Когда старая еврейка говорит, что человека ей Бог послал, то слезы у такого человека должны высохнуть немедленно. Зина улыбнулась и пошла искать черные брюки и закрытую блузку, чтобы ехать на прощание с Марком Лифшицем.
* * *Перед зданием похоронного бюро «Невский», что на Кони-Айленд-авеню в Бруклине, было многолюдно. Мужчины в костюмах и кипах курили, их жены с марлевыми нашлепками на головах стояли невдалеке и шептались. В стороне группой держались люди явно нееврейской наружности, по-видимому, клиенты Марка. Мужчины-неевреи тоже нацепили на головы кипы, которые им раздали в «Невском», но, как отметила про себя Зинка, кипы им не шли.
Зинка узнала несколько знакомых лиц среди клиентов и подошла к ним. Все говорили только о том, как трудно будет найти нового адвоката и что еще труднее будет получить свое дело из офиса покойного.
Вдруг толпа пришла в движение — показалась Леночка. Из группы еврейских женщин донеслось шипение, еврейские мужчины же приосанились, прикидывая, стоило ли прощаться с жизнью ради секса с Леночкой. Судя по их виду, стоило.
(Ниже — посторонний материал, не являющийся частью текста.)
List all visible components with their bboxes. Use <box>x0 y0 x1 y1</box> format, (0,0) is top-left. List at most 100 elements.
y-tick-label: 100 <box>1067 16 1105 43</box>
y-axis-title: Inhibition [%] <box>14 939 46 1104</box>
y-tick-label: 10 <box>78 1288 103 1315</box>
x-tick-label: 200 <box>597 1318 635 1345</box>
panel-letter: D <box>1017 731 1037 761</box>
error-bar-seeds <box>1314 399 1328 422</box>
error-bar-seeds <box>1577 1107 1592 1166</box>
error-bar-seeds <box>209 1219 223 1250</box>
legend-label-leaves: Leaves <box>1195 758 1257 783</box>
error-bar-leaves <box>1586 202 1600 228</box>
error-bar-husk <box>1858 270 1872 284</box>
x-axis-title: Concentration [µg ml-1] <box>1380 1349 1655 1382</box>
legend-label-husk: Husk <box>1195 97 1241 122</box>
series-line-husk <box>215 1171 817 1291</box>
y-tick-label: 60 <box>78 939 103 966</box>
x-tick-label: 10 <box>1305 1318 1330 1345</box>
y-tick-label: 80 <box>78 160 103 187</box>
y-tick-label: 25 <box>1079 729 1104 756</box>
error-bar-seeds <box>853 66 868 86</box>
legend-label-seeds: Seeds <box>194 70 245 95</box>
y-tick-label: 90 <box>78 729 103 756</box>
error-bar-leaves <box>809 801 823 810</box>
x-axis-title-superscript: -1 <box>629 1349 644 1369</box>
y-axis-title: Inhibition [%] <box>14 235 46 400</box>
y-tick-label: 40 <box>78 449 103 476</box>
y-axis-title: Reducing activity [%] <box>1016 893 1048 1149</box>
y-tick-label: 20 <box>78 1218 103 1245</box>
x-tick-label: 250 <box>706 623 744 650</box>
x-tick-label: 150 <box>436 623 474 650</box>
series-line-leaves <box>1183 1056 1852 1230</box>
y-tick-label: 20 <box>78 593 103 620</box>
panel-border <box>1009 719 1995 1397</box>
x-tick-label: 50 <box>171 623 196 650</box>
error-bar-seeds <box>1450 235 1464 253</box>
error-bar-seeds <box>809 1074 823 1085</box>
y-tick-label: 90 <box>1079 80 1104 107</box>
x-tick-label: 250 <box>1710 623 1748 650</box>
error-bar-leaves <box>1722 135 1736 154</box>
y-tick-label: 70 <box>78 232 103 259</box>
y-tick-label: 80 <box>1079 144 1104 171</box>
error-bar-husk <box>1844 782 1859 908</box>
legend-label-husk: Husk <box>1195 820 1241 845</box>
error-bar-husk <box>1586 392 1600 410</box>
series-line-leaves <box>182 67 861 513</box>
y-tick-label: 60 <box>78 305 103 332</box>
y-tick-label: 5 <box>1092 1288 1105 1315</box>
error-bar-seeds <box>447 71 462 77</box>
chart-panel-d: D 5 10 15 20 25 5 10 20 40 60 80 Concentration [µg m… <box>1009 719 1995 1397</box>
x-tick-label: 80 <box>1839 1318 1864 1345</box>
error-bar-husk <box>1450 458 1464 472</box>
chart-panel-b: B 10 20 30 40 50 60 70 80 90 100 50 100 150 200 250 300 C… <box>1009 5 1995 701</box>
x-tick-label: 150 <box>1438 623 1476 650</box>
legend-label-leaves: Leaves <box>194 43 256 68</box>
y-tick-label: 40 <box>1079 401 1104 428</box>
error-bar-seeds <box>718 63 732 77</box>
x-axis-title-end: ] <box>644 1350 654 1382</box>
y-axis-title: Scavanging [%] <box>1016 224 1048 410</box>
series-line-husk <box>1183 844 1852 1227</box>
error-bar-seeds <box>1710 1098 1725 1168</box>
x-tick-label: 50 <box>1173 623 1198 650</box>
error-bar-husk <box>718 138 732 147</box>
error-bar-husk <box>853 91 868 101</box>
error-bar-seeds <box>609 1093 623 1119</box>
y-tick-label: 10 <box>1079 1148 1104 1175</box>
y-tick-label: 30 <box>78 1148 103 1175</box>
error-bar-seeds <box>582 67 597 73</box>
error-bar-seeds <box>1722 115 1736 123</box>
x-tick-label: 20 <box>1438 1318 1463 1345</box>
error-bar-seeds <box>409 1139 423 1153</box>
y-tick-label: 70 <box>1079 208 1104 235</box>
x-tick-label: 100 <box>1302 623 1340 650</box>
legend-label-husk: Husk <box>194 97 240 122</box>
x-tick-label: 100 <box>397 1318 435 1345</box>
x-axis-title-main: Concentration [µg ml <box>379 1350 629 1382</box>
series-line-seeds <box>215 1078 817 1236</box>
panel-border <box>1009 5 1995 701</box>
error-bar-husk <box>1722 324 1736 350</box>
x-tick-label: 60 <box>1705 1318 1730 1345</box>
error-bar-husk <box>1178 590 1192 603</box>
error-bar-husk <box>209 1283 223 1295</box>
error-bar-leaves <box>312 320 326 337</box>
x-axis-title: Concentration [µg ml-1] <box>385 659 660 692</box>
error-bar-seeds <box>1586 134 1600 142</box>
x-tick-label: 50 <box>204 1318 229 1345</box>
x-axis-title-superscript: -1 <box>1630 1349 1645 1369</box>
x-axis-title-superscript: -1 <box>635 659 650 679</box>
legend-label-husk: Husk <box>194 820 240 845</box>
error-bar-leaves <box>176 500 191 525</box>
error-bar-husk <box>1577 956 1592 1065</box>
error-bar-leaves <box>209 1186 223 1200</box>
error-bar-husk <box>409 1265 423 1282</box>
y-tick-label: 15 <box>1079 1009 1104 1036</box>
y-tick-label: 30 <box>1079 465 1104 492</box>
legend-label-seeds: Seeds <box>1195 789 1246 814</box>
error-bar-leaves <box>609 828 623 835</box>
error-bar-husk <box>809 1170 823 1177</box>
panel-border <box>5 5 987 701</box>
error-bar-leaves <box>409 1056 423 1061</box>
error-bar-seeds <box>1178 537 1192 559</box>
Вышел ребе в черном костюме и пригласил всех зайти внутрь. В небольшом зале стоял простой закрытый гроб. Мать Марка, вдова и родственники уже сидели в первом ряду. У всех были заплаканные лица. У Марка было двое детей, они сидели по обе стороны вдовы. Ребе на английском языке рассказал о Марке. Прекрасный сын, муж, отец, адвокат, лидер русскоязычной общины. Потом ребе прочитал какую-то молитву на иврите, и все несколько раз повторили за ним «амен». Зинка уже знала, что у евреев гроб не открывают, но все равно подумала, что в гробу, может, совсем и не Марк Лифшиц лежит. Она огляделась, увидела Леночку, тоже заплаканную. Рядом с ней сидели Аркадий и Милана, прилетевшие на похороны из Орегона.
Ребе попросил выступить кого-нибудь из собравшихся. С места поднялась дочь Марка Сарра, девушка лет восемнадцати. Ребе представил ее. Сарра родилась в Америке. Она говорила, как любит папу, как всегда брала с него пример. Закончила она речь по-русски: «Папа, я очень тебя люблю», и заплакала. Маме Марка Анне Соломоновне стало плохо, и работники «Невского» принесли ей воды, а затем бережно повели под руки из зала. Старший брат Марка Наум вспомнил, что Марк был в семье любимым ребенком — самым умным, самым балованным, все его обожали. Потом Аркадий рассказал, каким Марк был талантливым адвокатом и порядочным партнером. «К ладони этого человека не прилип ни один чужой доллар». — После этих слов Аркадий тоже заплакал.
— Для чего чужим прилипать, когда своих столько? — довольно громко шепнул мужчина, сидевший за Зинкиной спиной.
— Юра, прекрати, — зашипела его соседка.
По интонации ее, однако, можно было понять, что шутка ей понравилась.
Потом выступил какой-то усатый мужик, которому Марк «сделал» политическое убежище десять лет назад.
— Вся наша семья молилась на Марка Лифшица, — сказал усач. — Он стал членом нашей семьи. Когда мы дом покупали, мы опять к Марку пришли, когда нас партнеры надуть хотели, мы сразу к Марку. Захворал я, захотел завещание сделать — опять к Марку, но, слава богу, поправился. Короче, Марк у нас был как скорая юридическая помощь. И вот его не стало. Настоящий был адвокат и прекрасный человек.
Зинка на кладбище не поехала. Вместе с остальными нелегалами — клиентами Марка она пошла в кафе «Русалочка», где подавали очень вкусные и дешевые вареники и пельмени. Нелегалы любили «Русалочку» еще и потому, что у хозяев не было лицензии на торговлю спиртным, а значит, можно было приносить свою выпивку.